Organisational measures

EDPB mentions that there are safeguards that shall be paired with contractual guarantees and technical protection to provide corresponding protection which shall be assessed on a case-by-case basis in the context of specific transfer. 

Internal policies for the transfer governance with a group of enterprises is an example where implementation of these policies can be complex. EDPB explains that these policies shall provide a clear allocation of responsibilities, reporting challenges and ways to respond to the government access requests. EDPB further mentions that government access request, procedural step to challenge unlawful or disproportionate request as well as transparency to data subjects. 

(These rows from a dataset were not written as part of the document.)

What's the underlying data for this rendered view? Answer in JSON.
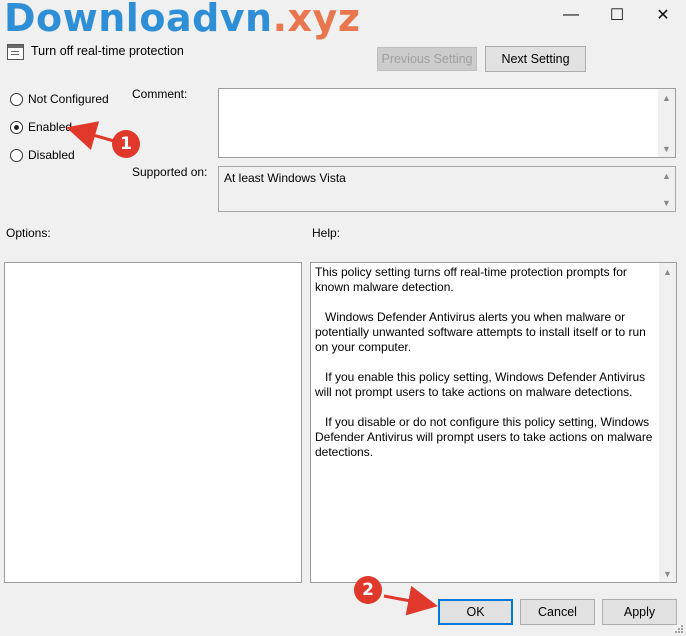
{
  "watermark": {
    "part1": "Downloadvn",
    "part2": ".xyz"
  },
  "window": {
    "minimize": "—",
    "maximize": "☐",
    "close": "✕"
  },
  "header": {
    "title": "Turn off real-time protection",
    "previous_setting": "Previous Setting",
    "next_setting": "Next Setting"
  },
  "state": {
    "options": [
      "Not Configured",
      "Enabled",
      "Disabled"
    ],
    "selected": "Enabled"
  },
  "comment": {
    "label": "Comment:",
    "value": ""
  },
  "supported": {
    "label": "Supported on:",
    "value": "At least Windows Vista"
  },
  "options_panel": {
    "label": "Options:"
  },
  "help_panel": {
    "label": "Help:",
    "paragraphs": [
      "This policy setting turns off real-time protection prompts for known malware detection.",
      "Windows Defender Antivirus alerts you when malware or potentially unwanted software attempts to install itself or to run on your computer.",
      "If you enable this policy setting, Windows Defender Antivirus will not prompt users to take actions on malware detections.",
      "If you disable or do not configure this policy setting, Windows Defender Antivirus will prompt users to take actions on malware detections."
    ]
  },
  "footer": {
    "ok": "OK",
    "cancel": "Cancel",
    "apply": "Apply"
  },
  "annotations": {
    "step1": "1",
    "step2": "2",
    "color": "#e0392b"
  }
}
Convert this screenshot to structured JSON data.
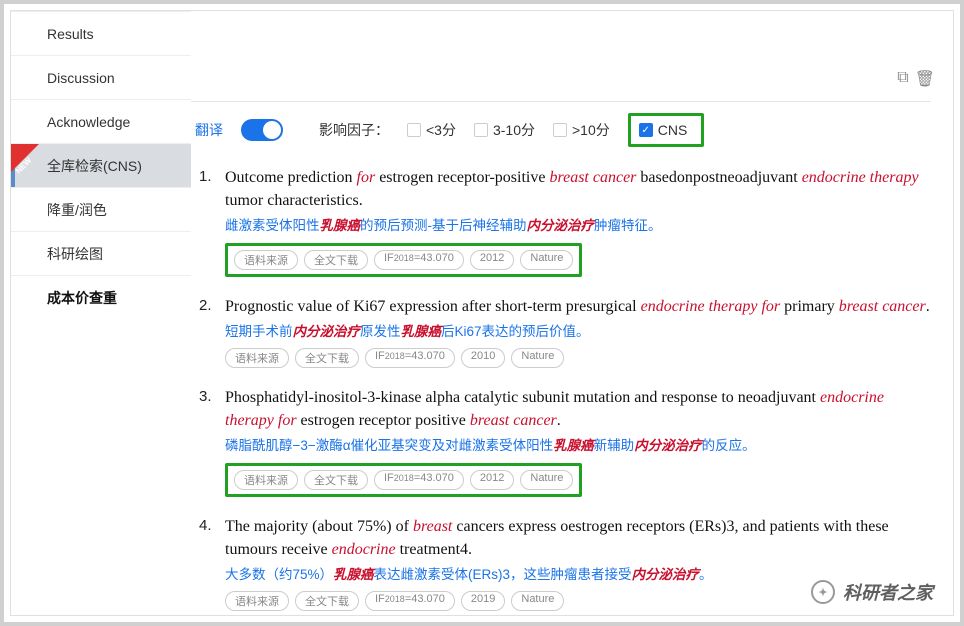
{
  "sidebar": {
    "items": [
      {
        "label": "Results"
      },
      {
        "label": "Discussion"
      },
      {
        "label": "Acknowledge"
      },
      {
        "label": "全库检索(CNS)",
        "badge": "NEW"
      },
      {
        "label": "降重/润色"
      },
      {
        "label": "科研绘图"
      },
      {
        "label": "成本价查重"
      }
    ]
  },
  "filters": {
    "translate_label": "翻译",
    "if_label": "影响因子：",
    "opt1": "<3分",
    "opt2": "3-10分",
    "opt3": ">10分",
    "cns": "CNS"
  },
  "tag_labels": {
    "source": "语料来源",
    "download": "全文下载",
    "if_prefix": "IF",
    "if_year": "2018"
  },
  "results": [
    {
      "num": "1.",
      "title_parts": [
        "Outcome prediction ",
        "for",
        " estrogen receptor-positive ",
        "breast cancer",
        " basedonpostneoadjuvant ",
        "endocrine therapy",
        " tumor characteristics."
      ],
      "hl": [
        1,
        3,
        5
      ],
      "trans_parts": [
        "雌激素受体阳性",
        "乳腺癌",
        "的预后预测-基于后神经辅助",
        "内分泌治疗",
        "肿瘤特征。"
      ],
      "trans_hl": [
        1,
        3
      ],
      "if": "=43.070",
      "year": "2012",
      "journal": "Nature",
      "boxed": true
    },
    {
      "num": "2.",
      "title_parts": [
        "Prognostic value of Ki67 expression after short-term presurgical ",
        "endocrine therapy for",
        " primary ",
        "breast cancer",
        "."
      ],
      "hl": [
        1,
        3
      ],
      "trans_parts": [
        "短期手术前",
        "内分泌治疗",
        "原发性",
        "乳腺癌",
        "后Ki67表达的预后价值。"
      ],
      "trans_hl": [
        1,
        3
      ],
      "if": "=43.070",
      "year": "2010",
      "journal": "Nature",
      "boxed": false
    },
    {
      "num": "3.",
      "title_parts": [
        "Phosphatidyl-inositol-3-kinase alpha catalytic subunit mutation and response to neoadjuvant ",
        "endocrine therapy for",
        " estrogen receptor positive ",
        "breast cancer",
        "."
      ],
      "hl": [
        1,
        3
      ],
      "trans_parts": [
        "磷脂酰肌醇−3−激酶α催化亚基突变及对雌激素受体阳性",
        "乳腺癌",
        "新辅助",
        "内分泌治疗",
        "的反应。"
      ],
      "trans_hl": [
        1,
        3
      ],
      "if": "=43.070",
      "year": "2012",
      "journal": "Nature",
      "boxed": true
    },
    {
      "num": "4.",
      "title_parts": [
        "The majority (about 75%) of ",
        "breast",
        " cancers express oestrogen receptors (ERs)3, and patients with these tumours receive ",
        "endocrine",
        " treatment4."
      ],
      "hl": [
        1,
        3
      ],
      "trans_parts": [
        "大多数（约75%）",
        "乳腺癌",
        "表达雌激素受体(ERs)3，这些肿瘤患者接受",
        "内分泌治疗",
        "。"
      ],
      "trans_hl": [
        1,
        3
      ],
      "if": "=43.070",
      "year": "2019",
      "journal": "Nature",
      "boxed": false
    }
  ],
  "watermark": "科研者之家"
}
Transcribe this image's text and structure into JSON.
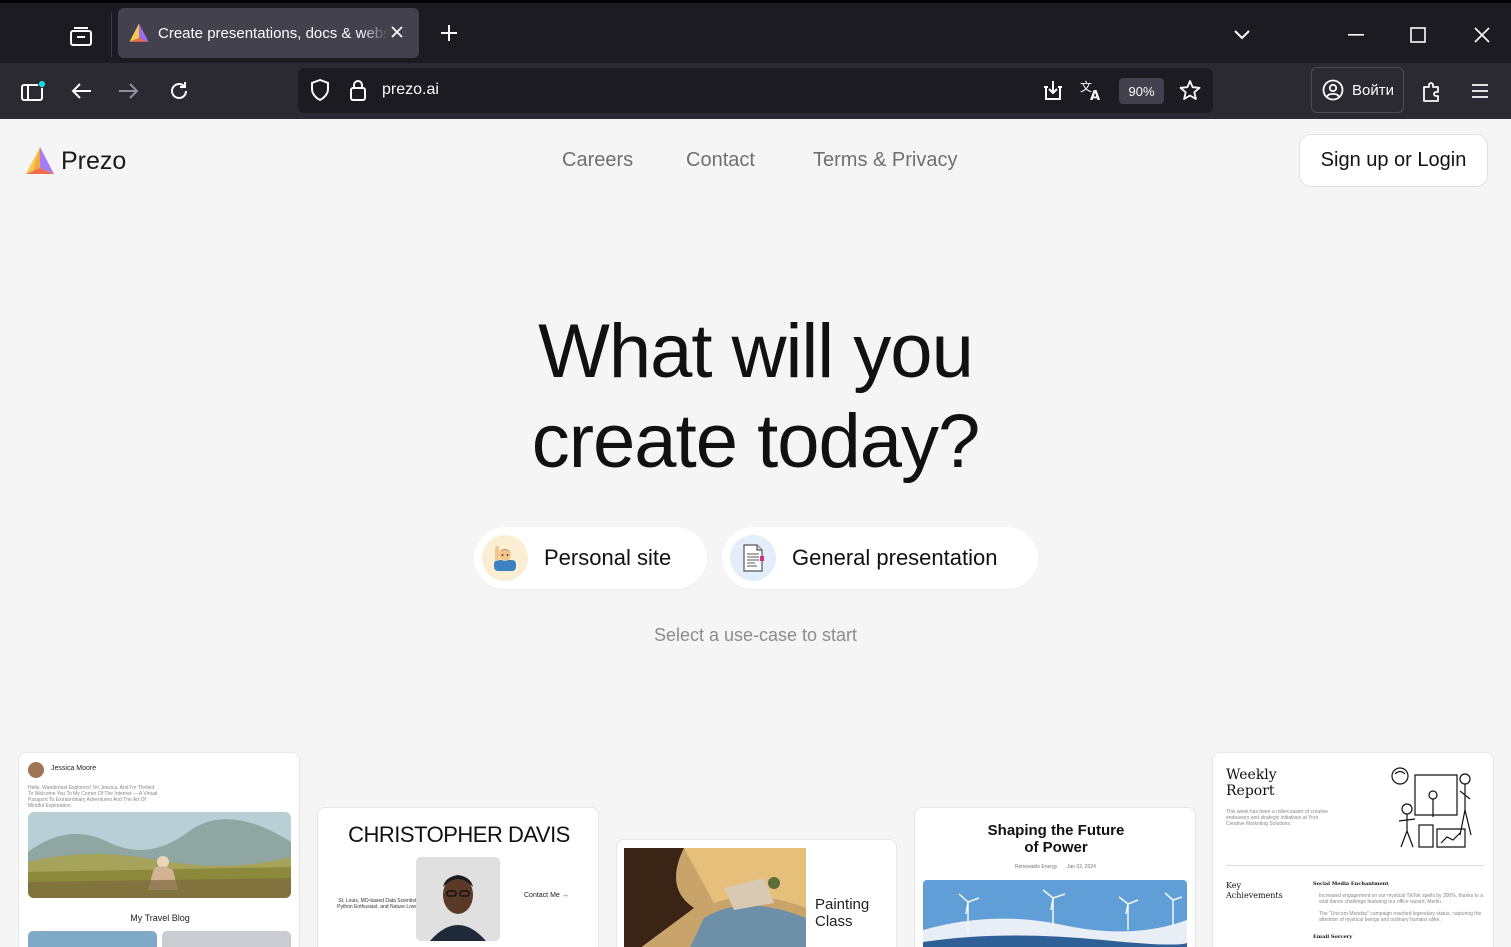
{
  "browser": {
    "tab_title": "Create presentations, docs & websites",
    "url": "prezo.ai",
    "zoom": "90%",
    "login_label": "Войти"
  },
  "site": {
    "logo_text": "Prezo",
    "nav": [
      "Careers",
      "Contact",
      "Terms & Privacy"
    ],
    "signup_label": "Sign up or Login",
    "hero_line1": "What will you",
    "hero_line2": "create today?",
    "use_cases": [
      {
        "label": "Personal site",
        "icon": "person-raising-hand-icon"
      },
      {
        "label": "General presentation",
        "icon": "document-icon"
      }
    ],
    "subtitle": "Select a use-case to start"
  },
  "templates": {
    "travel": {
      "author": "Jessica Moore",
      "intro": "Hello, Wanderlust Explorers! I'm Jessica, And I'm Thrilled To Welcome You To My Corner Of The Internet — A Virtual Passport To Extraordinary Adventures And The Art Of Mindful Exploration.",
      "caption": "My Travel Blog"
    },
    "portfolio": {
      "name": "CHRISTOPHER DAVIS",
      "bio": "St. Louis, MO-based Data Scientist, Python Enthusiast, and Nature Lover",
      "cta": "Contact Me →"
    },
    "painting": {
      "title": "Painting Class"
    },
    "energy": {
      "title": "Shaping the Future of Power",
      "meta_left": "Renewable Energy",
      "meta_right": "Jan 02, 2024"
    },
    "report": {
      "title": "Weekly Report",
      "intro": "This week has been a rollercoaster of creative endeavors and strategic initiatives at Your Creative Marketing Solutions.",
      "section": "Key Achievements",
      "item1_title": "Social Media Enchantment",
      "item1_b1": "Increased engagement on our mystical TikTok spells by 300%, thanks to a viral dance challenge featuring our office wizard, Merlin.",
      "item1_b2": "The \"Unicorn Monday\" campaign reached legendary status, capturing the attention of mystical beings and ordinary humans alike.",
      "item2_title": "Email Sorcery"
    }
  }
}
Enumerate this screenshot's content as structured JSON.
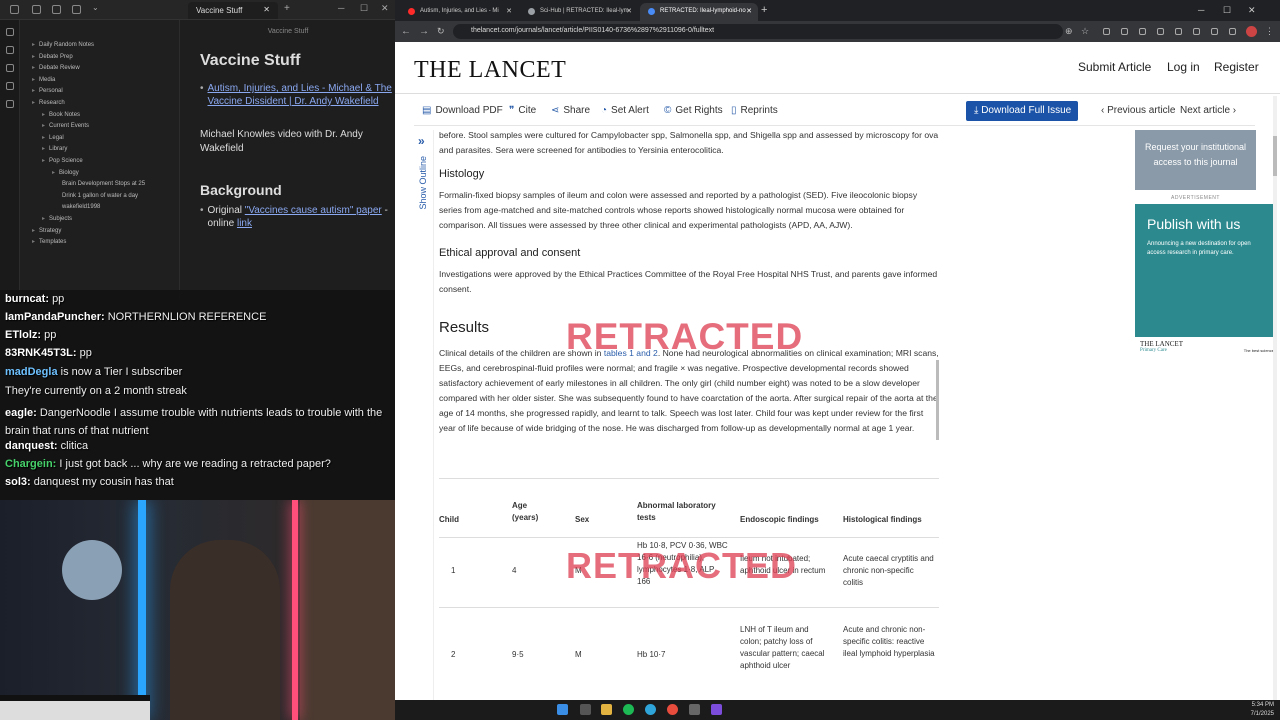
{
  "obsidian": {
    "tab_title": "Vaccine Stuff",
    "note_header_title": "Vaccine Stuff",
    "tree": [
      {
        "label": "Daily Random Notes",
        "indent": 0
      },
      {
        "label": "Debate Prep",
        "indent": 0
      },
      {
        "label": "Debate Review",
        "indent": 0
      },
      {
        "label": "Media",
        "indent": 0
      },
      {
        "label": "Personal",
        "indent": 0
      },
      {
        "label": "Research",
        "indent": 0
      },
      {
        "label": "Book Notes",
        "indent": 1
      },
      {
        "label": "Current Events",
        "indent": 1
      },
      {
        "label": "Legal",
        "indent": 1
      },
      {
        "label": "Library",
        "indent": 1
      },
      {
        "label": "Pop Science",
        "indent": 1
      },
      {
        "label": "Biology",
        "indent": 2
      },
      {
        "label": "Brain Development Stops at 25",
        "indent": 3
      },
      {
        "label": "Drink 1 gallon of water a day",
        "indent": 3
      },
      {
        "label": "wakefield1998",
        "indent": 3
      },
      {
        "label": "Subjects",
        "indent": 1
      },
      {
        "label": "Strategy",
        "indent": 0
      },
      {
        "label": "Templates",
        "indent": 0
      }
    ],
    "note": {
      "title": "Vaccine Stuff",
      "link1": "Autism, Injuries, and Lies - Michael & The Vaccine Dissident | Dr. Andy Wakefield",
      "text1": "Michael Knowles video with Dr. Andy Wakefield",
      "heading2": "Background",
      "item_prefix": "Original",
      "link2": "\"Vaccines cause autism\" paper",
      "item_mid": " - online ",
      "link3": "link"
    }
  },
  "chat": [
    {
      "user": "burncat:",
      "msg": "pp",
      "color": "#ffffff"
    },
    {
      "user": "IamPandaPuncher:",
      "msg": "NORTHERNLION REFERENCE",
      "color": "#ffffff"
    },
    {
      "user": "ETlolz:",
      "msg": "pp",
      "color": "#ffffff"
    },
    {
      "user": "83RNK45T3L:",
      "msg": "pp",
      "color": "#ffffff"
    },
    {
      "user": "madDegla",
      "msg": "is now a Tier I subscriber",
      "color": "#6ec1ff"
    },
    {
      "user": "",
      "msg": "They're currently on a 2 month streak",
      "color": "#ffffff"
    },
    {
      "user": "eagle:",
      "msg": "DangerNoodle I assume trouble with nutrients leads to trouble with the brain that runs of that nutrient",
      "color": "#ffffff"
    },
    {
      "user": "danquest:",
      "msg": "clitica",
      "color": "#ffffff"
    },
    {
      "user": "Chargein:",
      "msg": "I just got back ... why are we reading a retracted paper?",
      "color": "#46d16a"
    },
    {
      "user": "sol3:",
      "msg": "danquest my cousin has that",
      "color": "#ffffff"
    }
  ],
  "browser": {
    "tabs": [
      {
        "label": "Autism, Injuries, and Lies - Mi",
        "icon_color": "#ff2b2b",
        "active": false
      },
      {
        "label": "Sci-Hub | RETRACTED: Ileal-lym",
        "icon_color": "#9aa0a6",
        "active": false
      },
      {
        "label": "RETRACTED: Ileal-lymphoid-no",
        "icon_color": "#4a8cf7",
        "active": true
      }
    ],
    "url": "thelancet.com/journals/lancet/article/PIIS0140-6736%2897%2911096-0/fulltext"
  },
  "lancet": {
    "logo": "THE LANCET",
    "nav": [
      "Submit Article",
      "Log in",
      "Register"
    ],
    "toolbar": [
      "Download PDF",
      "Cite",
      "Share",
      "Set Alert",
      "Get Rights",
      "Reprints"
    ],
    "download_issue": "Download Full Issue",
    "prev_article": "Previous article",
    "next_article": "Next article",
    "outline_label": "Show Outline",
    "watermark": "RETRACTED",
    "article": {
      "p0": "before. Stool samples were cultured for Campylobacter spp, Salmonella spp, and Shigella spp and assessed by microscopy for ova and parasites. Sera were screened for antibodies to Yersinia enterocolitica.",
      "h_hist": "Histology",
      "p_hist": "Formalin-fixed biopsy samples of ileum and colon were assessed and reported by a pathologist (SED). Five ileocolonic biopsy series from age-matched and site-matched controls whose reports showed histologically normal mucosa were obtained for comparison. All tissues were assessed by three other clinical and experimental pathologists (APD, AA, AJW).",
      "h_eth": "Ethical approval and consent",
      "p_eth": "Investigations were approved by the Ethical Practices Committee of the Royal Free Hospital NHS Trust, and parents gave informed consent.",
      "h_res": "Results",
      "p_res_a": "Clinical details of the children are shown in ",
      "p_res_link": "tables 1 and 2",
      "p_res_b": ". None had neurological abnormalities on clinical examination; MRI scans, EEGs, and cerebrospinal-fluid profiles were normal; and fragile × was negative. Prospective developmental records showed satisfactory achievement of early milestones in all children. The only girl (child number eight) was noted to be a slow developer compared with her older sister. She was subsequently found to have coarctation of the aorta. After surgical repair of the aorta at the age of 14 months, she progressed rapidly, and learnt to talk. Speech was lost later. Child four was kept under review for the first year of life because of wide bridging of the nose. He was discharged from follow-up as developmentally normal at age 1 year."
    },
    "table": {
      "headers": [
        "Child",
        "Age (years)",
        "Sex",
        "Abnormal laboratory tests",
        "Endoscopic findings",
        "Histological findings"
      ],
      "rows": [
        [
          "1",
          "4",
          "M",
          "Hb 10·8, PCV 0·36, WBC 16·6 (neutrophilia), lymphocytes 1·8, ALP 166",
          "Ileum not intubated; aphthoid ulcer in rectum",
          "Acute caecal cryptitis and chronic non-specific colitis"
        ],
        [
          "2",
          "9·5",
          "M",
          "Hb 10·7",
          "LNH of T ileum and colon; patchy loss of vascular pattern; caecal aphthoid ulcer",
          "Acute and chronic non-specific colitis: reactive ileal lymphoid hyperplasia"
        ]
      ]
    },
    "sidebar": {
      "access": "Request your institutional access to this journal",
      "ad_label": "ADVERTISEMENT",
      "ad_title": "Publish with us",
      "ad_sub": "Announcing a new destination for open access research in primary care.",
      "ad_brand": "THE LANCET",
      "ad_brand_sub": "Primary Care",
      "ad_tag": "The best science"
    }
  },
  "taskbar": {
    "time": "5:34 PM",
    "date": "7/1/2025"
  }
}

Other measures for an organisation can include transparency policies, akin to those discussed under contractual measures, data minimisation procedures, security standards recognised internationally, such as ISO standards and policies or commitments not to transfer the data onward to other countries which may not provide essentially equivalent protections.  

Extensive assessments

Once the organisation has conducted an extensive assessment and kept in place sufficient additional safeguards where that is realistically possible, the EDPB asks them to keep documenting their approach and seek authorisation where required by the chosen transfer mechanism and to reassess the approach regularly. 

Conclusion

The EDPB recommendation can turn out to be complex and it might take a while for the companies and organisations to get this perfectly implemented. It can be frustrating for companies as the compliance can be challenging if a proper data protection lawyer is not engaged to guide them as these compliances are mandatory for enabling and protecting data flow so that EU’s global economy and society can function, considering the increase in remote data-enabled engagement during the pandemic. 

EDPB and DPAs are doing quite the impossible task of providing concrete examples and options for companies to address a nearly impossible task by searching ways to maintain EU data protection standards in an inherently global and multicultural world in which norms and laws diverge.